Most of the time it is easier to figure out the stats to try and answer some questions, so what might those be? So if you are interested in stats based on users try to think of all the ways a user might want to use the data and look at the database from those lenses. Pick the ones that seem like you might get some meaningful interpretations.
Colored folders are always nice.
Why does your boss want stats?
If it's to say "Gosh, what a great data archive we have" when he goes looking for more funding, I'd look for volume stats like users and bytes and things like that, things that would make people go "Ooooh, ahhh" (like the Eight Track number)
If it's to figure out how to run the data archive more efficiently, then I'd go with some of the per-user numbers in the comments.
But first figure out the question being asked, then you'll have a better idea of what answers you should be providing.
Mostly it's for more funding, so yeah, "oooh ahhh" factor. Good!
Distribution of bandwidth use by distinct user?
Correlation? (Of users who looked at foo, 10% looked at bar..)
Hey, those are good ideas.
I am probably too late on this, but some offhand thoughts:
You want your data aggregation to construct and/or support a narrative. Perception is better when there is a narrative with some dramatic tension. So you need to decide how the people who will want to give your group funding will want to see things, and what dramatic tension they're interested in.
The tension they're interested in is probably some kind of buzzword or popular political movement that makes them feel like you're working on exactly what they've been talking about.
You group users and your data into "characters" which interact with each other and the dramatic tension in ways that advance the narrative.
Here's an arbitrary and fictional example:
Ten years ago there was a gap in atmospheric modeling which failed to factor in some technologies which were emerging in transportation and the energy grid. This caused people to be uncertain of how much or how little adoption or advancement of these technologies would benefit things in the long term, even though they seemed promising in the short term.

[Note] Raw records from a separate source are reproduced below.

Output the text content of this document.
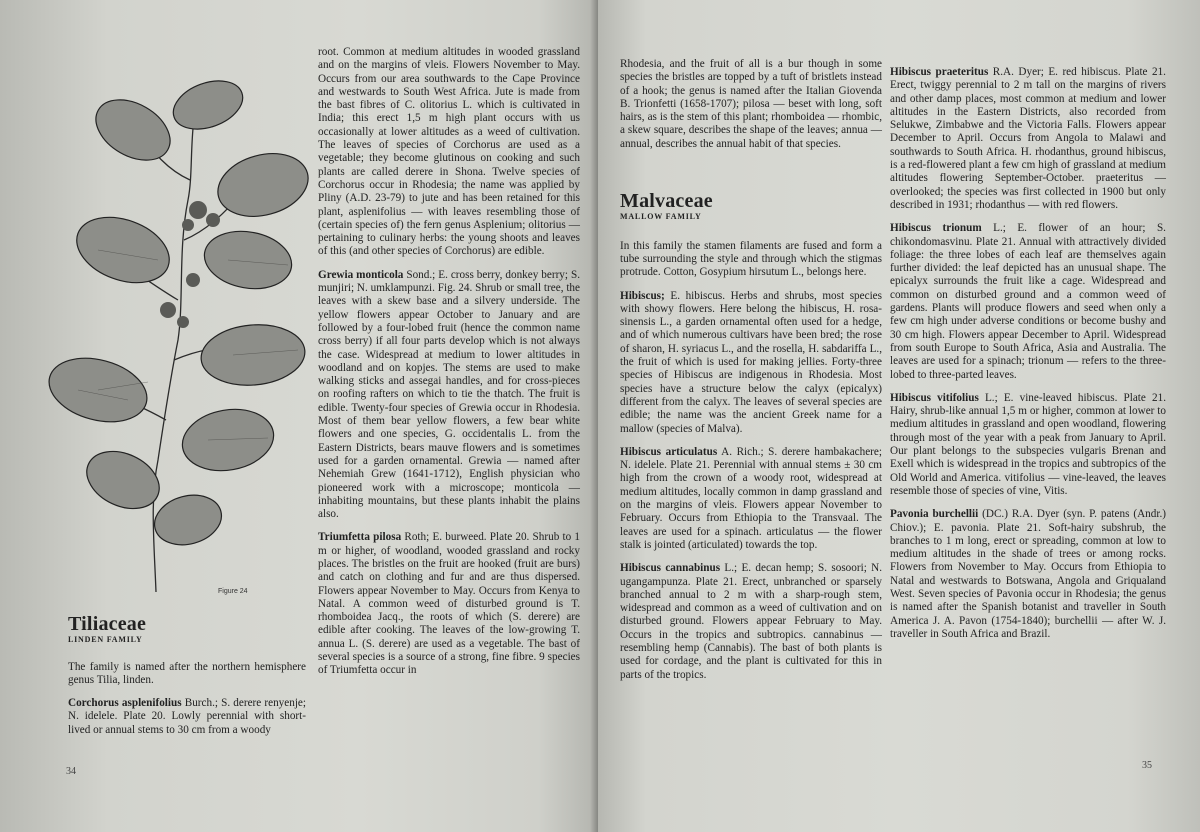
Figure 24
Tiliaceae
LINDEN FAMILY

The family is named after the northern hemisphere genus Tilia, linden.

Corchorus asplenifolius Burch.; S. derere renyenje; N. idelele. Plate 20. Lowly perennial with short-lived or annual stems to 30 cm from a woody

root. Common at medium altitudes in wooded grassland and on the margins of vleis. Flowers November to May. Occurs from our area southwards to the Cape Province and westwards to South West Africa. Jute is made from the bast fibres of C. olitorius L. which is cultivated in India; this erect 1,5 m high plant occurs with us occasionally at lower altitudes as a weed of cultivation. The leaves of species of Corchorus are used as a vegetable; they become glutinous on cooking and such plants are called derere in Shona. Twelve species of Corchorus occur in Rhodesia; the name was applied by Pliny (A.D. 23-79) to jute and has been retained for this plant, asplenifolius — with leaves resembling those of (certain species of) the fern genus Asplenium; olitorius — pertaining to culinary herbs: the young shoots and leaves of this (and other species of Corchorus) are edible.

Grewia monticola Sond.; E. cross berry, donkey berry; S. munjiri; N. umklampunzi. Fig. 24. Shrub or small tree, the leaves with a skew base and a silvery underside. The yellow flowers appear October to January and are followed by a four-lobed fruit (hence the common name cross berry) if all four parts develop which is not always the case. Widespread at medium to lower altitudes in woodland and on kopjes. The stems are used to make walking sticks and assegai handles, and for cross-pieces on roofing rafters on which to tie the thatch. The fruit is edible. Twenty-four species of Grewia occur in Rhodesia. Most of them bear yellow flowers, a few bear white flowers and one species, G. occidentalis L. from the Eastern Districts, bears mauve flowers and is sometimes used for a garden ornamental. Grewia — named after Nehemiah Grew (1641-1712), English physician who pioneered work with a microscope; monticola — inhabiting mountains, but these plants inhabit the plains also.

Triumfetta pilosa Roth; E. burweed. Plate 20. Shrub to 1 m or higher, of woodland, wooded grassland and rocky places. The bristles on the fruit are hooked (fruit are burs) and catch on clothing and fur and are thus dispersed. Flowers appear November to May. Occurs from Kenya to Natal. A common weed of disturbed ground is T. rhomboidea Jacq., the roots of which (S. derere) are edible after cooking. The leaves of the low-growing T. annua L. (S. derere) are used as a vegetable. The bast of several species is a source of a strong, fine fibre. 9 species of Triumfetta occur in

34

Rhodesia, and the fruit of all is a bur though in some species the bristles are topped by a tuft of bristlets instead of a hook; the genus is named after the Italian Giovenda B. Trionfetti (1658-1707); pilosa — beset with long, soft hairs, as is the stem of this plant; rhomboidea — rhombic, a skew square, describes the shape of the leaves; annua — annual, describes the annual habit of that species.

Malvaceae
MALLOW FAMILY

In this family the stamen filaments are fused and form a tube surrounding the style and through which the stigmas protrude. Cotton, Gosypium hirsutum L., belongs here.

Hibiscus; E. hibiscus. Herbs and shrubs, most species with showy flowers. Here belong the hibiscus, H. rosa-sinensis L., a garden ornamental often used for a hedge, and of which numerous cultivars have been bred; the rose of sharon, H. syriacus L., and the rosella, H. sabdariffa L., the fruit of which is used for making jellies. Forty-three species of Hibiscus are indigenous in Rhodesia. Most species have a structure below the calyx (epicalyx) different from the calyx. The leaves of several species are edible; the name was the ancient Greek name for a mallow (species of Malva).

Hibiscus articulatus A. Rich.; S. derere hambakachere; N. idelele. Plate 21. Perennial with annual stems ± 30 cm high from the crown of a woody root, widespread at medium altitudes, locally common in damp grassland and on the margins of vleis. Flowers appear November to February. Occurs from Ethiopia to the Transvaal. The leaves are used for a spinach. articulatus — the flower stalk is jointed (articulated) towards the top.

Hibiscus cannabinus L.; E. decan hemp; S. sosoori; N. ugangampunza. Plate 21. Erect, unbranched or sparsely branched annual to 2 m with a sharp-rough stem, widespread and common as a weed of cultivation and on disturbed ground. Flowers appear February to May. Occurs in the tropics and subtropics. cannabinus — resembling hemp (Cannabis). The bast of both plants is used for cordage, and the plant is cultivated for this in parts of the tropics.

Hibiscus praeteritus R.A. Dyer; E. red hibiscus. Plate 21. Erect, twiggy perennial to 2 m tall on the margins of rivers and other damp places, most common at medium and lower altitudes in the Eastern Districts, also recorded from Selukwe, Zimbabwe and the Victoria Falls. Flowers appear December to April. Occurs from Angola to Malawi and southwards to South Africa. H. rhodanthus, ground hibiscus, is a red-flowered plant a few cm high of grassland at medium altitudes flowering September-October. praeteritus — overlooked; the species was first collected in 1900 but only described in 1931; rhodanthus — with red flowers.

Hibiscus trionum L.; E. flower of an hour; S. chikondomasvinu. Plate 21. Annual with attractively divided foliage: the three lobes of each leaf are themselves again further divided: the leaf depicted has an unusual shape. The epicalyx surrounds the fruit like a cage. Widespread and common on disturbed ground and a common weed of gardens. Plants will produce flowers and seed when only a few cm high under adverse conditions or become bushy and 30 cm high. Flowers appear December to April. Widespread from south Europe to South Africa, Asia and Australia. The leaves are used for a spinach; trionum — refers to the three-lobed to three-parted leaves.

Hibiscus vitifolius L.; E. vine-leaved hibiscus. Plate 21. Hairy, shrub-like annual 1,5 m or higher, common at lower to medium altitudes in grassland and open woodland, flowering through most of the year with a peak from January to April. Our plant belongs to the subspecies vulgaris Brenan and Exell which is widespread in the tropics and subtropics of the Old World and America. vitifolius — vine-leaved, the leaves resemble those of species of vine, Vitis.

Pavonia burchellii (DC.) R.A. Dyer (syn. P. patens (Andr.) Chiov.); E. pavonia. Plate 21. Soft-hairy subshrub, the branches to 1 m long, erect or spreading, common at low to medium altitudes in the shade of trees or among rocks. Flowers from November to May. Occurs from Ethiopia to Natal and westwards to Botswana, Angola and Griqualand West. Seven species of Pavonia occur in Rhodesia; the genus is named after the Spanish botanist and traveller in South America J. A. Pavon (1754-1840); burchellii — after W. J. traveller in South Africa and Brazil.

35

So people who work for or think about utilities and transportation began seeking the kind of data that would allow their models to include these kinds of changes. Thus, five years ago you see a spike in these people doing research. Over time, they began to refine their queries to a specific area of data which turned out to be incredibly pertinent, and allowed them to construct the models which directed funding and interest into long-term solutions and abandoned those which only appeared to have an effect on the problem.
Recently, you can see a similar trend with data regarding clean coal, and similar patterns are emerging, which we can expect to be repeated as long as there are new technologies for which measuring the long-term impact requires large amounts of data which can be analyzed in specific ways--exactly what you provide.
That kind of thing. But what you actually provide is a cross-section of the interests and/or employers of users combined with the data sets they tend to use. If, you know, that's the narrative and tension you've come up with.
Dear god that was longer than I expected. Sorry. Hope it's at least vaguely useful.